Interdisciplinary Art and Design Practices
The Interdisciplinary Art and Design Practices Seminar investigates art and design work in the interdisciplinary modalities of contemporary culture, the city, and the world. As artists and designers respond to challenges of global magnitude and their local impacts, engage with cross-cultural and often conflicting conditions, and operate in disparate economic and societal realms, the need for increased engagement and collaboration is paramount. The complexity present in the context of action—economic, social, political, cultural, and ecological— frequently requires interdisciplinary approaches accompanied by cross-pollinating knowledge and skillsets.
Stemming from socially engaged art and design practices, and relational aesthetics, this seminar aims to develop artistic tools and approaches that challenge disciplinary boundaries that crossover and interact with communities, policymakers, institutions, and various experts and help cultivate new forms of interdisciplinary knowledge.

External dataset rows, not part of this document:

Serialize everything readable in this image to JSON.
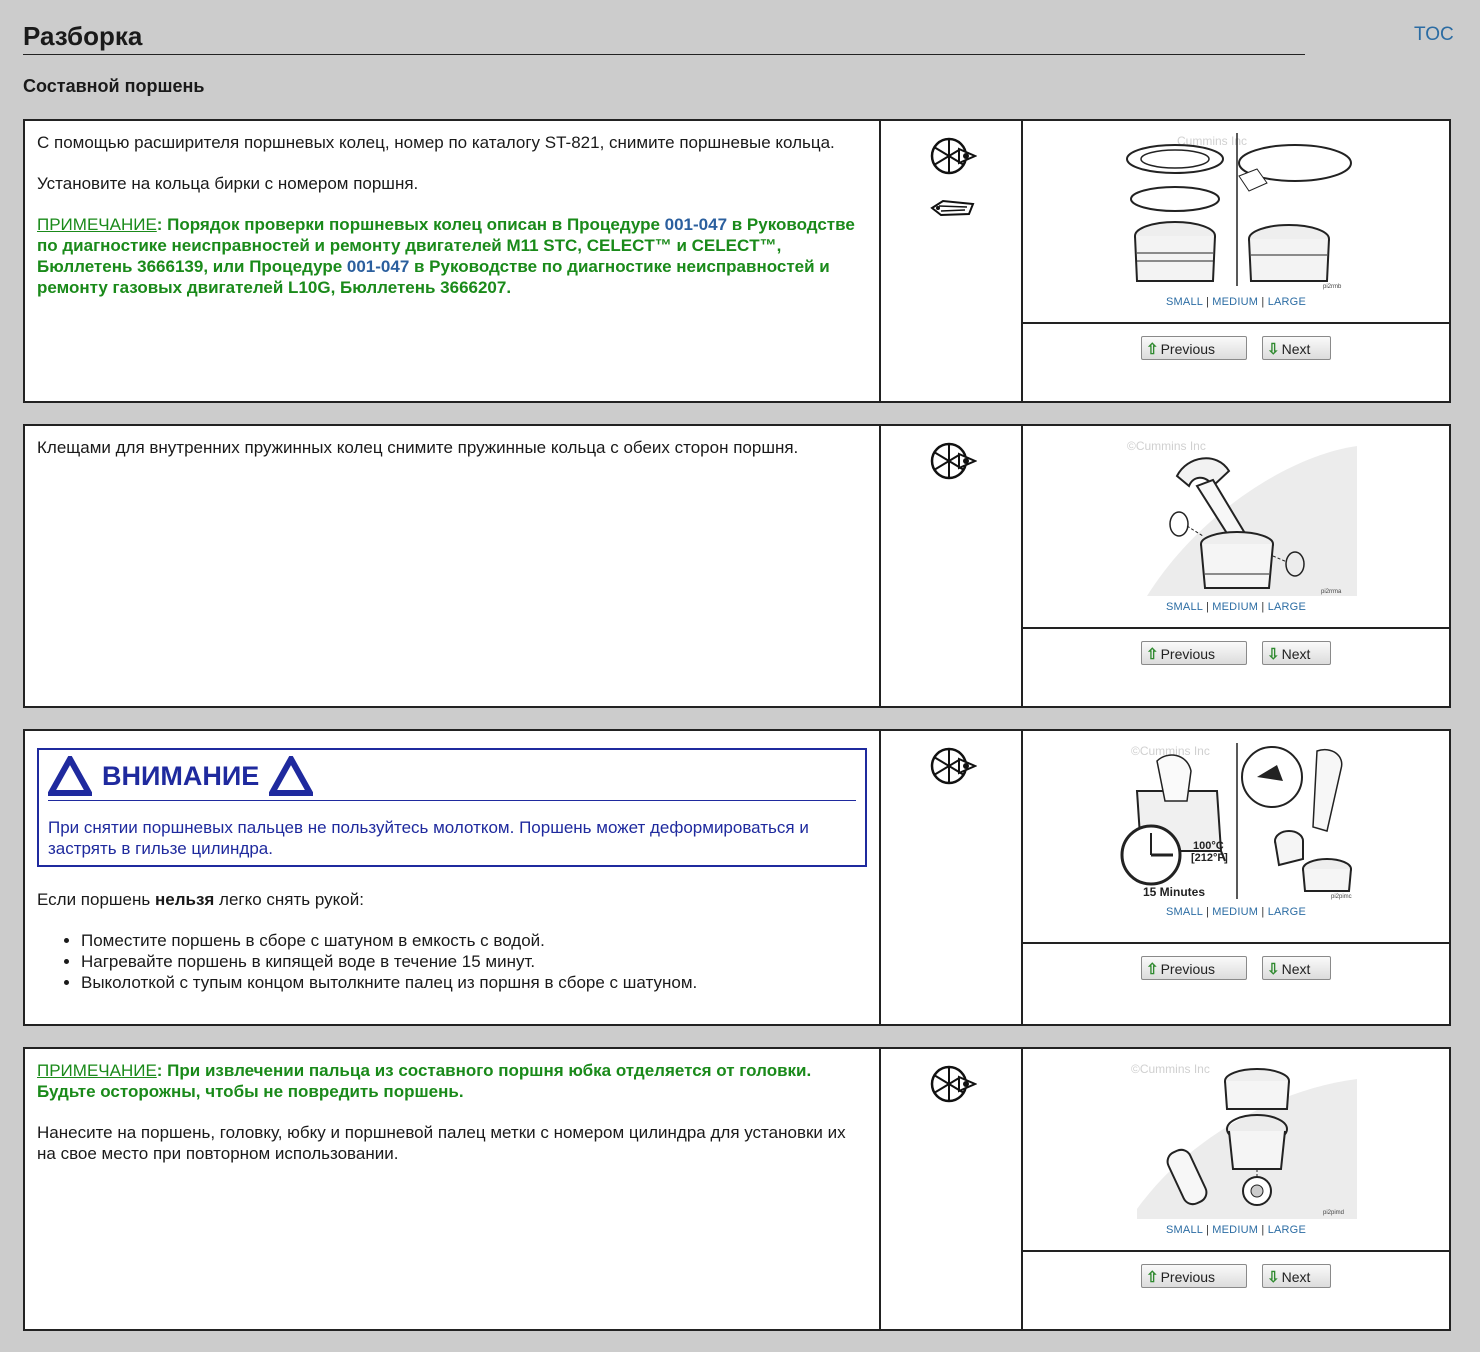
{
  "header": {
    "title": "Разборка",
    "toc": "TOC"
  },
  "subtitle": "Составной поршень",
  "figure_labels": {
    "small": "SMALL",
    "medium": "MEDIUM",
    "large": "LARGE",
    "sep": "|",
    "previous": "Previous",
    "next": "Next"
  },
  "steps": [
    {
      "text1": "С помощью расширителя поршневых колец, номер по каталогу ST-821, снимите поршневые кольца.",
      "text2": "Установите на кольца бирки с номером поршня.",
      "note_label": "ПРИМЕЧАНИЕ",
      "note_a": ": Порядок проверки поршневых колец описан в Процедуре ",
      "note_link1": "001-047",
      "note_b": " в Руководстве по диагностике неисправностей и ремонту двигателей M11 STC, CELECT™ и CELECT™, Бюллетень 3666139, или Процедуре ",
      "note_link2": "001-047",
      "note_c": " в Руководстве по диагностике неисправностей и ремонту газовых двигателей L10G, Бюллетень 3666207.",
      "icons": [
        "wrench-disassemble-icon",
        "tag-icon"
      ],
      "figure_caption": "Cummins Inc",
      "figure_code": "pi2rmb"
    },
    {
      "text1": "Клещами для внутренних пружинных колец снимите пружинные кольца с обеих сторон поршня.",
      "icons": [
        "wrench-disassemble-icon"
      ],
      "figure_caption": "©Cummins Inc",
      "figure_code": "pi2rrma"
    },
    {
      "warning_title": "ВНИМАНИЕ",
      "warning_text": "При снятии поршневых пальцев не пользуйтесь молотком. Поршень может деформироваться и застрять в гильзе цилиндра.",
      "text_pre": "Если поршень ",
      "text_bold": "нельзя",
      "text_post": " легко снять рукой:",
      "bullets": [
        "Поместите поршень в сборе с шатуном в емкость с водой.",
        "Нагревайте поршень в кипящей воде в течение 15 минут.",
        "Выколоткой с тупым концом вытолкните палец из поршня в сборе с шатуном."
      ],
      "icons": [
        "wrench-disassemble-icon"
      ],
      "figure_caption": "©Cummins Inc",
      "figure_temp1": "100°C",
      "figure_temp2": "[212°F]",
      "figure_time": "15 Minutes",
      "figure_code": "pi2pimc"
    },
    {
      "note_label": "ПРИМЕЧАНИЕ",
      "note_text": ": При извлечении пальца из составного поршня юбка отделяется от головки. Будьте осторожны, чтобы не повредить поршень.",
      "text1": "Нанесите на поршень, головку, юбку и поршневой палец метки с номером цилиндра для установки их на свое место при повторном использовании.",
      "icons": [
        "wrench-disassemble-icon"
      ],
      "figure_caption": "©Cummins Inc",
      "figure_code": "pi2pimd"
    }
  ]
}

As art and design practices move from art in public space to art in the public interest (M. Kwon), their participatory and relational makeup can generate platforms and agencies that question dominant culture, construct new practices, establish new subjectivities, and subvert existing configurations of power (C. Mouffe).
This semester, we will explore the theme of survival in times of an endangered and uncertain future. As humans have become dangerous not only to themselves but also to the whole biosphere (H. Jonas), we need to reimagine strategies, pragmatic processes, effective assemblies, and spaces of collective survival that may release us from the "dead hand of the past that clutches us by way of living people who are too frightened to accept change." (K. S. Robinson, The Ministry for the Future). Throughout the semester, we will engage in a series of conversations with the United Nations Office for Disarmament Affairs while examining nuclear energy sites, including uranium mines, power reactors, testing sites, and all sorts of exclusion zones in various geographies, and their complex multitemporal implications on human, nonhuman life, and the planet.
Practice-oriented, this seminar at the intersection of art, design, and activism includes lectures and assignments dedicated to exploring artistic tools and methods and the context in which they perform.